Vor kurzem ist BLOOD FEAST beschlagnahmt worden. Ein kleiner Scheißfilm aus den 60ern, der gerne zum Urknall des Splatterfilms hochgehypt wird. Herrschell Gordon Lewis ist ein Name, den man offenbar auf Stehparties oder in Kellerzimmern gern mal in die Runde wirft. Der Film ist Mist - inhaltlich wie künstlerisch unterste Kajüte. Aber jetzt, jetzt wird er wieder interessant. Und das ist auch okay. BLOOD FEAST wird vielleicht in Zukunft in den Köfferchen hinterm Tresen liegen und gute Preise erzielen. Leute, die sonst keinen Schimmer von dieser Art Film haben, werden sich damit beschäftigen. Weil irgendwas daran offenbar wohl interessant sein muß. Ist doch in Ordnung. Ist doch eine sehr positive unfreiwillige Konsequenz.

Im Grunde hat in den 90ern jemand wie der - gelinde gesagt umstrittene - ASTRO-Boß Oliver Krekel dieses Prinzip am Allerbesten verstanden. Er hat, von echten Klassikern bis hin zum allerletzten Schrott einfach alles, was verboten und gemein roch, unter ein Label gepackt. Ein Geniestreich. Er hat die Leute dazu gebracht, zu glauben, daß alles, was bei ASTRO erschien, irgendwie interessant sein mußte. Ich bin mir sicher, daß er das in vollem Bewußtsein der drohenden juristischen Konsequenzen getan hat.

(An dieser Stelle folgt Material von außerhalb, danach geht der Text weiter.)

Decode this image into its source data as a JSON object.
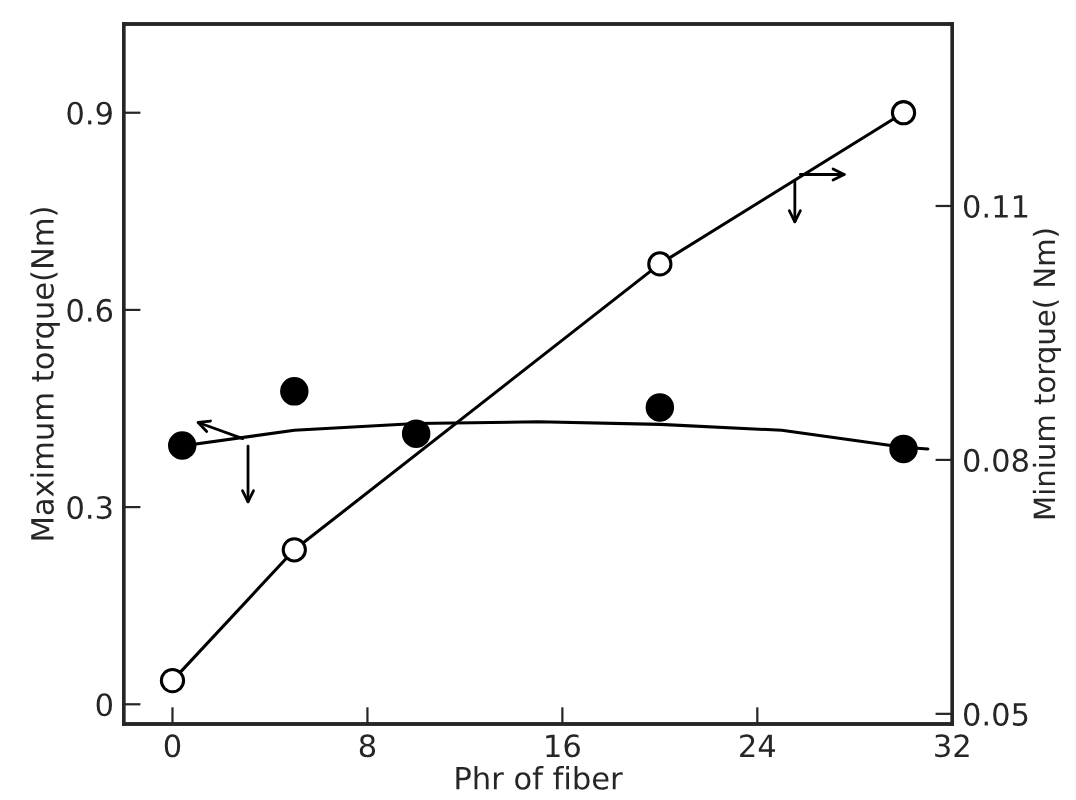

Erste Auflage weg - Kohle wieder drin. Indizierung / Beschlagnahmung. Wiederveröffentlichung mit anderem Titel etc. Da waren die Fans dank der neuen Verbote noch heißer, also wieder gekauft wie die Irren. Und dann vom Markt damit. Hat irgendwie Spaß gemacht, das zu beobachten, das mitzumachen. Es ist auf jeden Fall das einzige mir bekannte Mal gewesen, daß ein Videolabel eine Fangemeinde (!) hatte. Und das aus dem Grund, daß sich Leute wohlgefühlt haben in dem absurden Gedanken: Olli gegen das System. Olli gegen den Rest der Welt. Und wir helfen mit. Unglaublich bekloppt und ganz sicher einseitig, aber irgendwie niedlich.

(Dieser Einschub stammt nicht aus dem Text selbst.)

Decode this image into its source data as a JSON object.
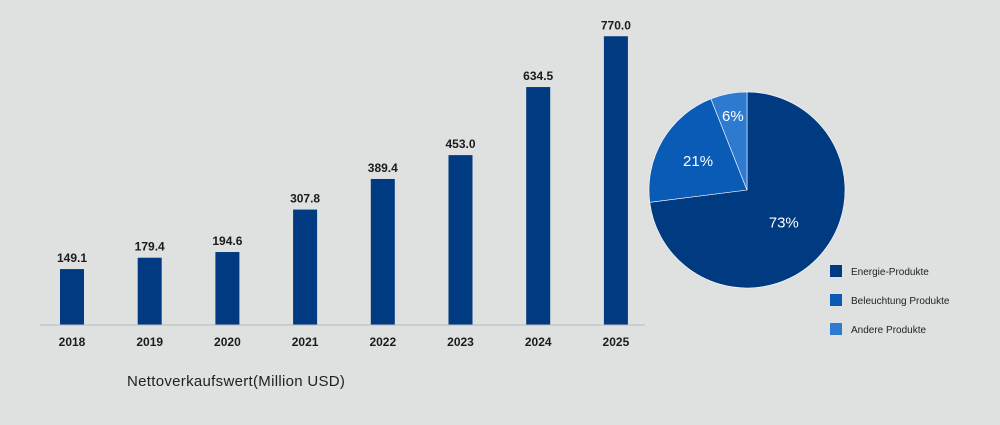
{
  "chart_data": [
    {
      "type": "bar",
      "categories": [
        "2018",
        "2019",
        "2020",
        "2021",
        "2022",
        "2023",
        "2024",
        "2025"
      ],
      "values": [
        149.1,
        179.4,
        194.6,
        307.8,
        389.4,
        453.0,
        634.5,
        770.0
      ],
      "value_labels": [
        "149.1",
        "179.4",
        "194.6",
        "307.8",
        "389.4",
        "453.0",
        "634.5",
        "770.0"
      ],
      "title": "",
      "xlabel": "Nettoverkaufswert(Million USD)",
      "ylabel": "",
      "ylim": [
        0,
        800
      ],
      "grid": false,
      "color": "#003a80"
    },
    {
      "type": "pie",
      "labels": [
        "Energie-Produkte",
        "Beleuchtung Produkte",
        "Andere Produkte"
      ],
      "values": [
        73,
        21,
        6
      ],
      "value_labels": [
        "73%",
        "21%",
        "6%"
      ],
      "colors": [
        "#003a80",
        "#0a5bb5",
        "#2e7ad1"
      ],
      "legend_position": "bottom-right"
    }
  ]
}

Heute wird auch wieder zu Felde gezogen gegen die Beschlagnahme von BLOOD FEAST, und da muß ich mich ernsthaft fragen: Who gives a flying fuck? Ein "nicht tolerierbares System" sei da am Werke, mußte ich kürzlich in einem Forum lesen (allerdings in einem anderen, ähnlichen Zusammenhang). Ich bin nicht der Auffassung, daß man amnesty international einschalten muß, wenn ein kleiner Scheißfilm wie BLOOD FEAST vom Markt genommen oder Mainstream-Gülle wie THE PUNISHER um ein paar Einstellungen gekürzt wird. Wer will, kommt mit etwas gutem Willen sowieso an die Filme, und das ist genau der Moment, in dem der Underground ein bißchen wiederbelebt wird, wenn dem Mainstream wieder ein wenig Subversivität entgegensteht. Ein ganz klein wenig, aber immerhin.

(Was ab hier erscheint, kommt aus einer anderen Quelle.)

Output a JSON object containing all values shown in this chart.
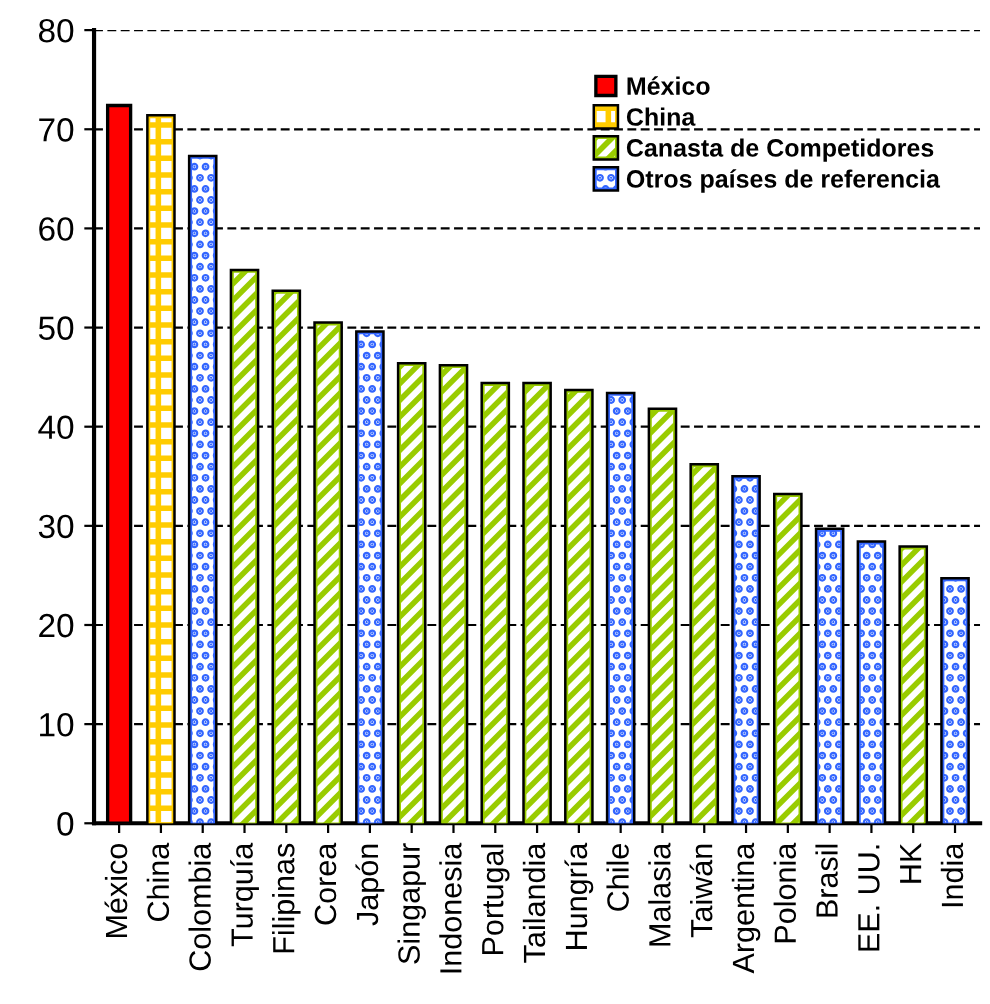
{
  "chart_data": {
    "type": "bar",
    "categories": [
      "México",
      "China",
      "Colombia",
      "Turquía",
      "Filipinas",
      "Corea",
      "Japón",
      "Singapur",
      "Indonesia",
      "Portugal",
      "Tailandia",
      "Hungría",
      "Chile",
      "Malasia",
      "Taiwán",
      "Argentina",
      "Polonia",
      "Brasil",
      "EE. UU.",
      "HK",
      "India"
    ],
    "series": [
      {
        "name": "México",
        "color": "#ff0000",
        "values": [
          72.4,
          null,
          null,
          null,
          null,
          null,
          null,
          null,
          null,
          null,
          null,
          null,
          null,
          null,
          null,
          null,
          null,
          null,
          null,
          null,
          null
        ]
      },
      {
        "name": "China",
        "color": "#ffcc00",
        "values": [
          null,
          71.2,
          null,
          null,
          null,
          null,
          null,
          null,
          null,
          null,
          null,
          null,
          null,
          null,
          null,
          null,
          null,
          null,
          null,
          null,
          null
        ]
      },
      {
        "name": "Canasta de Competidores",
        "color": "#99cc00",
        "values": [
          null,
          null,
          null,
          55.6,
          53.5,
          50.3,
          null,
          46.2,
          46.0,
          44.2,
          44.2,
          43.5,
          null,
          41.6,
          36.0,
          null,
          33.0,
          null,
          null,
          27.7,
          null
        ]
      },
      {
        "name": "Otros países de referencia",
        "color": "#3366ff",
        "values": [
          null,
          null,
          67.1,
          null,
          null,
          null,
          49.4,
          null,
          null,
          null,
          null,
          null,
          43.2,
          null,
          null,
          34.8,
          null,
          29.5,
          28.2,
          null,
          24.5
        ]
      }
    ],
    "ylim": [
      0,
      80
    ],
    "yticks": [
      0,
      10,
      20,
      30,
      40,
      50,
      60,
      70,
      80
    ],
    "grid": "y",
    "legend": "top right"
  }
}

Dann wird es auf Foren nicht mehr heißen "Meine DVDs sind angekommen" (?!), sondern "Ich habe eine ungeschnittene zypriotische Fassung von BAMBUSCAMP DER GESCHÄNDETEN HOLOCAUST ZOMBIE-JUNGFRAUEN aufgetrieben", wow! Ist doch irgendwie lustiger. Und dann kann man sich auch wieder mit den blassen pickligen Kellerkindern auf die Börse trauen und die sauerstoffarmen Räumlichkeiten mit stolzgeschwellter Brust und vollgepackter Plastiktüte nach drei Stunden wieder verlassen und daheim die nutzlose, aber wunderschöne Affenscheiße in den Schrank stellen.